Минут через десять из глубокой выемки выскочил паровоз — один, без вагонов. Он мчался на полной скорости, распуская за собой низкую гриву серого дыма. Начальник разъезда, размахивая красным флагом, кинулся навстречу ему. Вскочили и моряки, побежали на рельсы.
Паровоз начал контрпарить. Весь в белом шипящем облаке, он остановился перед разъездом — потный, пышущий сухим жаром, с разгоряченными, лоснящимися от масла шатунами и дышлами. Котел его дрожал и гудел, сдерживая могучий напор пара.
Никулин, Фомичев и Тихон Спиридонович подошли к паровозу. Навстречу им спрыгнул машинист — молодой, русый, в расстегнутой рубахе.
— Откуда?
— От немцев вырвались! Прямо между пальцев у них проскочили! — возбужденно и весело ответил машинист. — Уж и не чаяли спастись — прямо чудо вышло. Алеха! — крикнул он в будку. — Давай сюда!
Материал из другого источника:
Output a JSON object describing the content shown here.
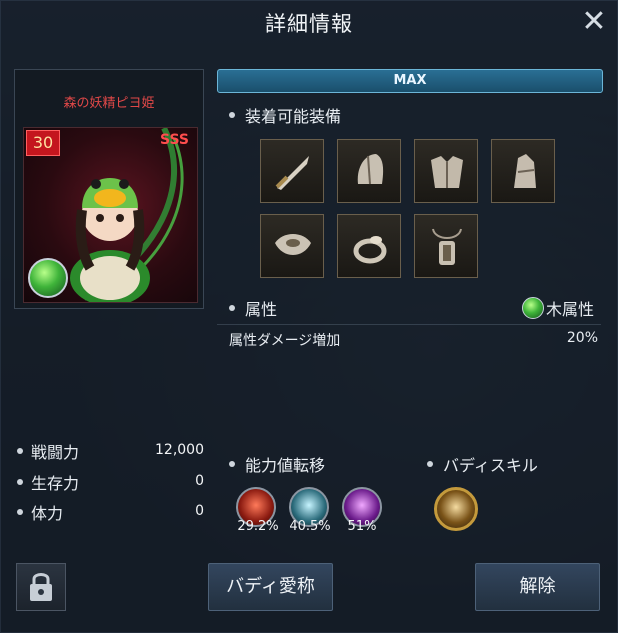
{
  "window": {
    "title": "詳細情報"
  },
  "buddy_card": {
    "name": "森の妖精ピヨ姫",
    "level": "30",
    "rank": "SSS"
  },
  "level_bar": {
    "label": "MAX"
  },
  "equippable": {
    "title": "装着可能装備",
    "slots": [
      "sword-icon",
      "helmet-icon",
      "armor-icon",
      "gauntlet-icon",
      "shoulder-icon",
      "ring-icon",
      "necklace-icon"
    ]
  },
  "attribute": {
    "title": "属性",
    "element": "木属性",
    "damage_label": "属性ダメージ増加",
    "damage_value": "20%"
  },
  "stats": {
    "combat": {
      "label": "戦闘力",
      "value": "12,000"
    },
    "survival": {
      "label": "生存力",
      "value": "0"
    },
    "stamina": {
      "label": "体力",
      "value": "0"
    }
  },
  "transfer": {
    "title": "能力値転移",
    "items": [
      {
        "icon": "attack-transfer-icon",
        "value": "29.2%"
      },
      {
        "icon": "defense-transfer-icon",
        "value": "40.5%"
      },
      {
        "icon": "magic-transfer-icon",
        "value": "51%"
      }
    ]
  },
  "skill": {
    "title": "バディスキル"
  },
  "buttons": {
    "nickname": "バディ愛称",
    "release": "解除"
  },
  "colors": {
    "max_bar": "#1a4f6c",
    "rank_red": "#ff4d4d",
    "element_green": "#3fb43a"
  }
}
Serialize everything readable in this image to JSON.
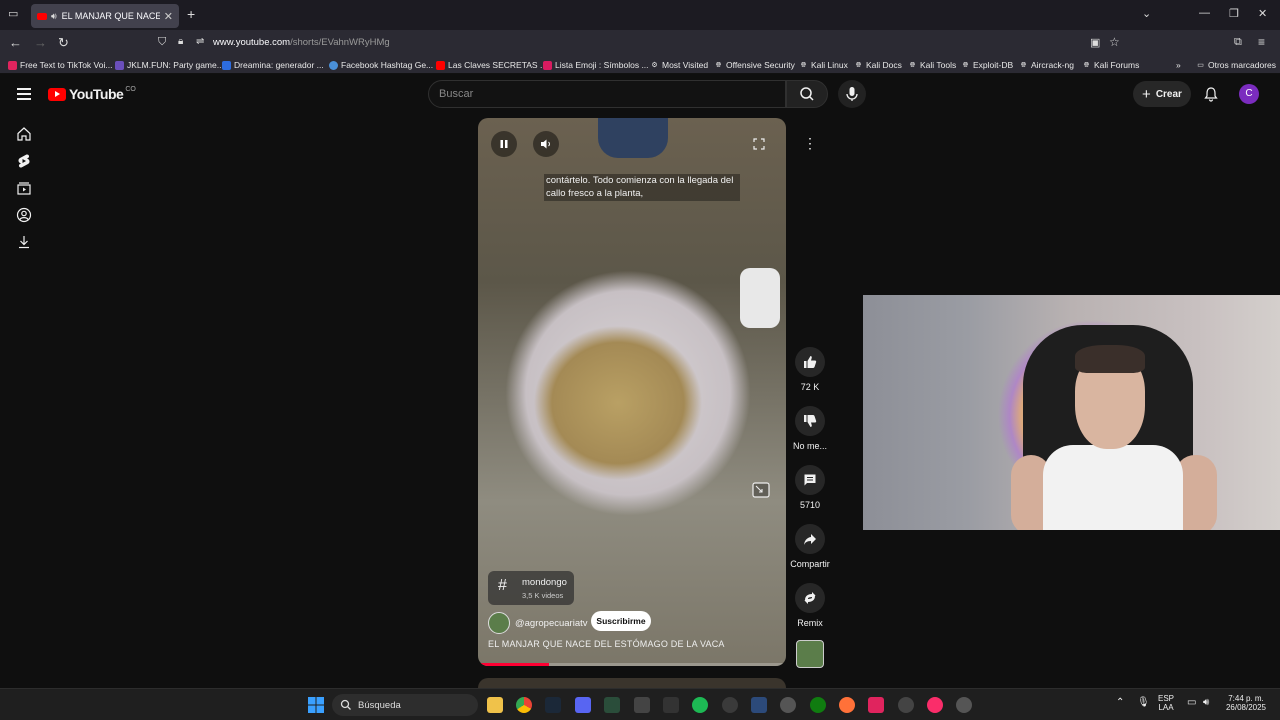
{
  "browser": {
    "tab_title": "EL MANJAR QUE NACE DEL",
    "url_host": "www.youtube.com",
    "url_path": "/shorts/EVahnWRyHMg",
    "bookmarks": [
      "Free Text to TikTok Voi...",
      "JKLM.FUN: Party game...",
      "Dreamina: generador ...",
      "Facebook Hashtag Ge...",
      "Las Claves SECRETAS ...",
      "Lista Emoji : Símbolos ...",
      "Most Visited",
      "Offensive Security",
      "Kali Linux",
      "Kali Docs",
      "Kali Tools",
      "Exploit-DB",
      "Aircrack-ng",
      "Kali Forums"
    ],
    "other_bookmarks": "Otros marcadores"
  },
  "youtube": {
    "logo_text": "YouTube",
    "country_code": "CO",
    "search_placeholder": "Buscar",
    "create_label": "Crear",
    "avatar_letter": "C"
  },
  "short": {
    "caption": "contártelo. Todo comienza con la llegada del callo fresco a la planta,",
    "hashtag": "mondongo",
    "hashtag_count": "3,5 K videos",
    "channel": "@agropecuariatv",
    "subscribe_label": "Suscribirme",
    "title": "EL MANJAR QUE NACE DEL ESTÓMAGO DE LA VACA",
    "progress": 0.23,
    "likes": "72 K",
    "dislike_label": "No me...",
    "comments": "5710",
    "share_label": "Compartir",
    "remix_label": "Remix"
  },
  "taskbar": {
    "search_label": "Búsqueda",
    "lang_1": "ESP",
    "lang_2": "LAA",
    "time": "7:44 p. m.",
    "date": "26/08/2025"
  },
  "colors": {
    "accent_red": "#ff0000",
    "avatar": "#7b2cbf",
    "background": "#0f0f0f"
  }
}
Из будки показался кочегар Алеха, весь черный, только зубы да глаза белели на лице. Неторопливо, степенно спустился по железной отвесной лесенке. Он был очень похож на калмыка или киргиза — черные жесткие прямые волосы, широко расставленные косые глаза, приплюснутый нос. Сходство дополнялось еще и кривыми ногами.
— Тендер нам испортили-таки, сволочи! — сказал Алеха. — Пришлось остановку делать в пути, дырки затыкать.
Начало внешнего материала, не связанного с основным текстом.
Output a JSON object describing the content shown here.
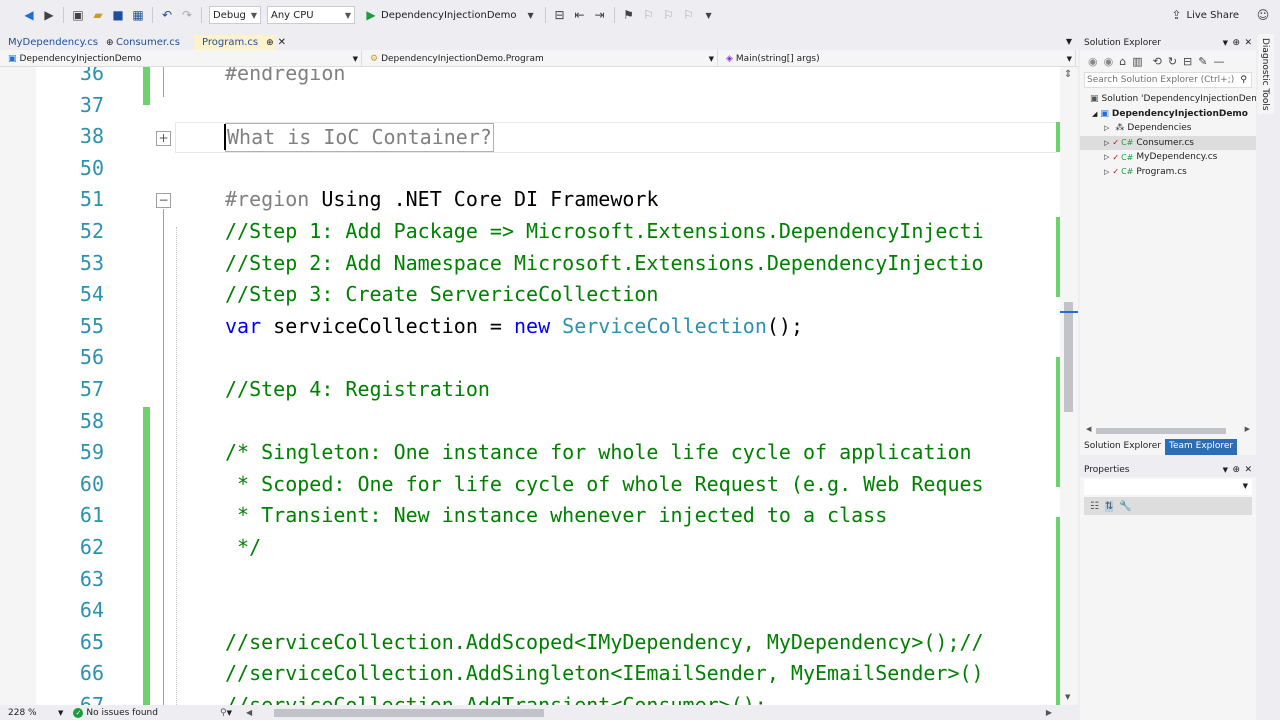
{
  "toolbar": {
    "config": "Debug",
    "platform": "Any CPU",
    "startup_project": "DependencyInjectionDemo",
    "live_share": "Live Share"
  },
  "tabs": [
    {
      "label": "MyDependency.cs",
      "marker": "⊕"
    },
    {
      "label": "Consumer.cs",
      "marker": ""
    },
    {
      "label": "Program.cs",
      "marker": "⊕ ✕"
    }
  ],
  "nav": {
    "project": "DependencyInjectionDemo",
    "class": "DependencyInjectionDemo.Program",
    "member": "Main(string[] args)"
  },
  "lines": [
    {
      "num": "36",
      "code": "#endregion"
    },
    {
      "num": "37",
      "code": ""
    },
    {
      "num": "38",
      "code": "What is IoC Container?"
    },
    {
      "num": "50",
      "code": ""
    },
    {
      "num": "51",
      "code_a": "#region",
      "code_b": " Using .NET Core DI Framework"
    },
    {
      "num": "52",
      "code": "//Step 1: Add Package => Microsoft.Extensions.DependencyInjecti"
    },
    {
      "num": "53",
      "code": "//Step 2: Add Namespace Microsoft.Extensions.DependencyInjectio"
    },
    {
      "num": "54",
      "code": "//Step 3: Create ServericeCollection"
    },
    {
      "num": "55",
      "code_kw": "var",
      "code_mid": " serviceCollection = ",
      "code_kw2": "new",
      "code_cls": " ServiceCollection",
      "code_end": "();"
    },
    {
      "num": "56",
      "code": ""
    },
    {
      "num": "57",
      "code": "//Step 4: Registration"
    },
    {
      "num": "58",
      "code": ""
    },
    {
      "num": "59",
      "code": "/* Singleton: One instance for whole life cycle of application"
    },
    {
      "num": "60",
      "code": " * Scoped: One for life cycle of whole Request (e.g. Web Reques"
    },
    {
      "num": "61",
      "code": " * Transient: New instance whenever injected to a class"
    },
    {
      "num": "62",
      "code": " */"
    },
    {
      "num": "63",
      "code": ""
    },
    {
      "num": "64",
      "code": ""
    },
    {
      "num": "65",
      "code": "//serviceCollection.AddScoped<IMyDependency, MyDependency>();//"
    },
    {
      "num": "66",
      "code": "//serviceCollection.AddSingleton<IEmailSender, MyEmailSender>()"
    },
    {
      "num": "67",
      "code": "//serviceCollection.AddTransient<Consumer>();"
    }
  ],
  "status": {
    "zoom": "228 %",
    "issues": "No issues found"
  },
  "solution_explorer": {
    "title": "Solution Explorer",
    "search_placeholder": "Search Solution Explorer (Ctrl+;)",
    "solution": "Solution 'DependencyInjectionDemo' (",
    "project": "DependencyInjectionDemo",
    "items": [
      "Dependencies",
      "Consumer.cs",
      "MyDependency.cs",
      "Program.cs"
    ],
    "tab_active": "Solution Explorer",
    "tab_other": "Team Explorer"
  },
  "properties": {
    "title": "Properties"
  },
  "diagnostic": "Diagnostic Tools"
}
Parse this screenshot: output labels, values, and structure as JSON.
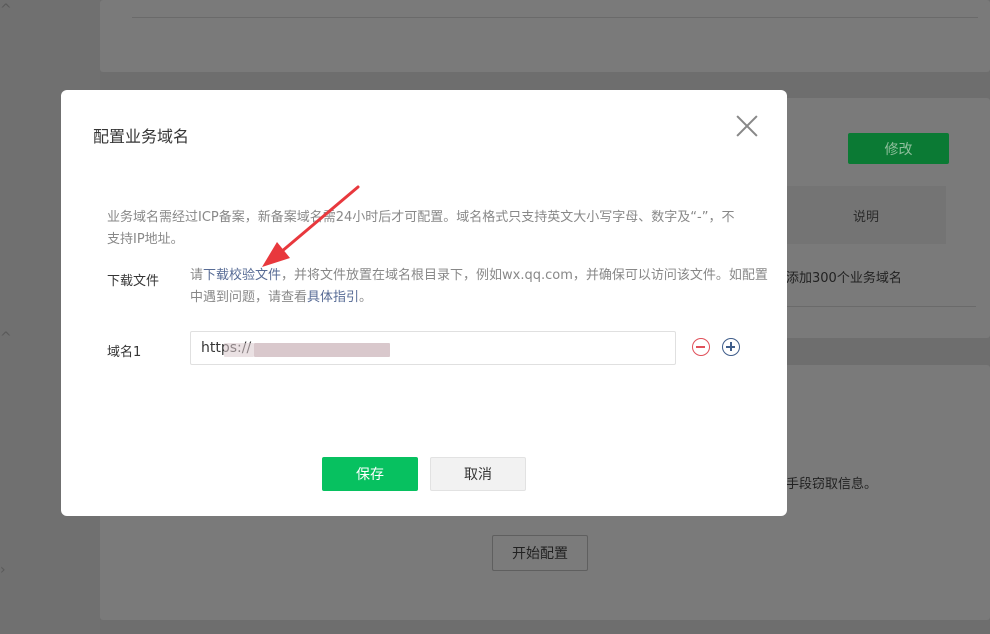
{
  "background": {
    "edit_button": "修改",
    "column_header": "说明",
    "row_text": "添加300个业务域名",
    "warning_text": "手段窃取信息。",
    "start_button": "开始配置"
  },
  "modal": {
    "title": "配置业务域名",
    "tips": "业务域名需经过ICP备案，新备案域名需24小时后才可配置。域名格式只支持英文大小写字母、数字及“-”，不支持IP地址。",
    "download": {
      "label": "下载文件",
      "prefix": "请",
      "link": "下载校验文件",
      "middle": "，并将文件放置在域名根目录下，例如wx.qq.com，并确保可以访问该文件。如配置中遇到问题，请查看",
      "guide_link": "具体指引",
      "suffix": "。"
    },
    "domain": {
      "label": "域名1",
      "value": "https://"
    },
    "save_button": "保存",
    "cancel_button": "取消"
  },
  "colors": {
    "primary_green": "#07c160",
    "link_blue": "#576b95",
    "annotation_red": "#e8383d"
  }
}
Он указал на деревянные пробки, белевшие в черном корпусе тендера.
— Из пулемета вдогонку хлестнули.
Машинист рассказал, что вражеский воздушный десант захватил сегодня утром крупную деповскую станцию в пяти — десяти километрах к югу от разъезда. Выскочить на магистраль удалось только одному паровозу — вот этому самому «ФД-1242», и спасителем его по справедливости должен считаться Алеха: чувствуя неладное, он без малого двое суток не уходил с паровоза, все время поддерживая пары. В пути пришлось дважды остановиться из-за пробитого пулями тендера и засорившихся шлангов, потому и прибыли на разъезд так поздно.
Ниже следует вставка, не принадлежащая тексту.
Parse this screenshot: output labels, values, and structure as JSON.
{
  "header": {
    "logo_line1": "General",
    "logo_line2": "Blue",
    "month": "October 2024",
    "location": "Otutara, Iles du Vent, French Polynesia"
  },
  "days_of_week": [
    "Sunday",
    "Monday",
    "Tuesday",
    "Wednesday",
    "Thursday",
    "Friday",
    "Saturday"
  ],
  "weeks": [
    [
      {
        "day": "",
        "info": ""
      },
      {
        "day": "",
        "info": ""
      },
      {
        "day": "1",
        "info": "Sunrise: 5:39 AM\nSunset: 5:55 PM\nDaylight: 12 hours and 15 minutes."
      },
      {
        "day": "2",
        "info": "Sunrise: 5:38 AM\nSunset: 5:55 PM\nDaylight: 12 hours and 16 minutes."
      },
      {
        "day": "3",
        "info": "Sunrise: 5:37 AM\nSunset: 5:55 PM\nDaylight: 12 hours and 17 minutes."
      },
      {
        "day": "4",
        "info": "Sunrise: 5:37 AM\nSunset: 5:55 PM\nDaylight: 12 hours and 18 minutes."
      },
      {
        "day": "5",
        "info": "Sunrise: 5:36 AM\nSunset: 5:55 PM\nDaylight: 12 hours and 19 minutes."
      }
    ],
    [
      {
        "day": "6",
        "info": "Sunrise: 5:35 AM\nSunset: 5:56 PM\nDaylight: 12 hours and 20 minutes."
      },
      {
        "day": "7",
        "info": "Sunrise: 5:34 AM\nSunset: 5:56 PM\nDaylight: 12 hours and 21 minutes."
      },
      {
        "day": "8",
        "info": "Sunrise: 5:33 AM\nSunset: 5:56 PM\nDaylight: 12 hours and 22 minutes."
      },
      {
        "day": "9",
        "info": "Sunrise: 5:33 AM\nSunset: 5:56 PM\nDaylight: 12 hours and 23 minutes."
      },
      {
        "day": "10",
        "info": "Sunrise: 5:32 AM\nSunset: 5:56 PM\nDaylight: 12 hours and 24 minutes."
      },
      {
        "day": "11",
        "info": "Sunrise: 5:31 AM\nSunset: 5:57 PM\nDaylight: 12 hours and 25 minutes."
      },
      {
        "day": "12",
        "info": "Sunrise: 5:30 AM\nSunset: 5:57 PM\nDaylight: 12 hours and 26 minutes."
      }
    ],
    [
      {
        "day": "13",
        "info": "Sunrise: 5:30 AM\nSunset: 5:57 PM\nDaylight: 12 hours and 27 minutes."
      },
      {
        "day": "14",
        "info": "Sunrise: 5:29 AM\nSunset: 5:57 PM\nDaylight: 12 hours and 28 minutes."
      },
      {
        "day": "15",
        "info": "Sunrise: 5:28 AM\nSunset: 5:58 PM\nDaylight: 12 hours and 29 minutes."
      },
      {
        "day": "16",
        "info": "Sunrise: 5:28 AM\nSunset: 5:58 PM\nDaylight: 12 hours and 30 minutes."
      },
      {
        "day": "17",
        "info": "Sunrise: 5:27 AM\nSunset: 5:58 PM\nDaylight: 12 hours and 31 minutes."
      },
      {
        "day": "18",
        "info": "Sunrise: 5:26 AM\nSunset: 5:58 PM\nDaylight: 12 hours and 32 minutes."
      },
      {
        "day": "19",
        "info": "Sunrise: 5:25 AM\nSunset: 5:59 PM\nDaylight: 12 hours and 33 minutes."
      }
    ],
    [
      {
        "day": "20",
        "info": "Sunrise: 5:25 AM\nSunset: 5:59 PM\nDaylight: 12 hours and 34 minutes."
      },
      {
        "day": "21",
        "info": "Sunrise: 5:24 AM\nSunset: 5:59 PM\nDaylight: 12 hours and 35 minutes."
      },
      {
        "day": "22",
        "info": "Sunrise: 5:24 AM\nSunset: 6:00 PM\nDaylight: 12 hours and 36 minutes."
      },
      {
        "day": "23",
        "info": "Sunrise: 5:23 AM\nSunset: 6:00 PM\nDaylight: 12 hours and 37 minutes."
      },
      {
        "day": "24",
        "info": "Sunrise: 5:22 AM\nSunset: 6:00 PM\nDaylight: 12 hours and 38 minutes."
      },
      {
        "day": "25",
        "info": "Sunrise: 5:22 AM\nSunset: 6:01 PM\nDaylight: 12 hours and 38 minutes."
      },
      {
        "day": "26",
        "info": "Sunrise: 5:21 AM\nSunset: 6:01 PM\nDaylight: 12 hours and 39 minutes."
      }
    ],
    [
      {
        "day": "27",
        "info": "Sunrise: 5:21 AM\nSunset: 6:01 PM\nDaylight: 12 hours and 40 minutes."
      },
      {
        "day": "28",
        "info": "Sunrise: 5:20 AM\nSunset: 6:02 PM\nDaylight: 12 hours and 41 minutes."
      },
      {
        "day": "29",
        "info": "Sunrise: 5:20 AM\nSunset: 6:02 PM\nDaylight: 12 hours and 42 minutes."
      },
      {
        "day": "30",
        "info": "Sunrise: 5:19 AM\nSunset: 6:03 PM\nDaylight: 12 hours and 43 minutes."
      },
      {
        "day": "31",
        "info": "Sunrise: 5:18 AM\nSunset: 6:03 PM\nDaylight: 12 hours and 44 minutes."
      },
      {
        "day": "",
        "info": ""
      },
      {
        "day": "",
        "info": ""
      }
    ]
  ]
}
— Мы еще и третьего везем — пассажира, — сказал машинист. — Маруся, ты что сидишь там? Стесняешься выходить? Ты погляди-ка, сколько здесь кавалеров!
— Сейчас! — отозвался из будки девичий голос. — Очень уж я грязная — вся в угле.
— В пути подобрали, — понизив голос, пояснил машинист. — Смотрим: бежит с узелком, по линии, тикает от фашистов. Ну, пожалели, взяли на паровоз. Зовут Маруся, фамилия Крюкова.
Как раз в эту минуту девушка выглянула из будки, смутилась, закраснелась, начала совсем некстати поправлять волосы.
Жуков подмигнул Крылову, толкнул его локтем:
— Вася, не прозевай!
Маруся и в самом деле была хороша со своими пепельными волосами, бойко вздернутым носиком, с горячими карими глазами, над которыми вразлет чернели широкие брови. К ней сейчас же потянулись десятки рук с конфетами, яблоками. Но особенно разойтись морякам не пришлось: командир покосился, и все притихли.
Никулин продолжал разговор с машинистом.
— Значит, думаете, что на север, может быть, и удастся еще проскочить?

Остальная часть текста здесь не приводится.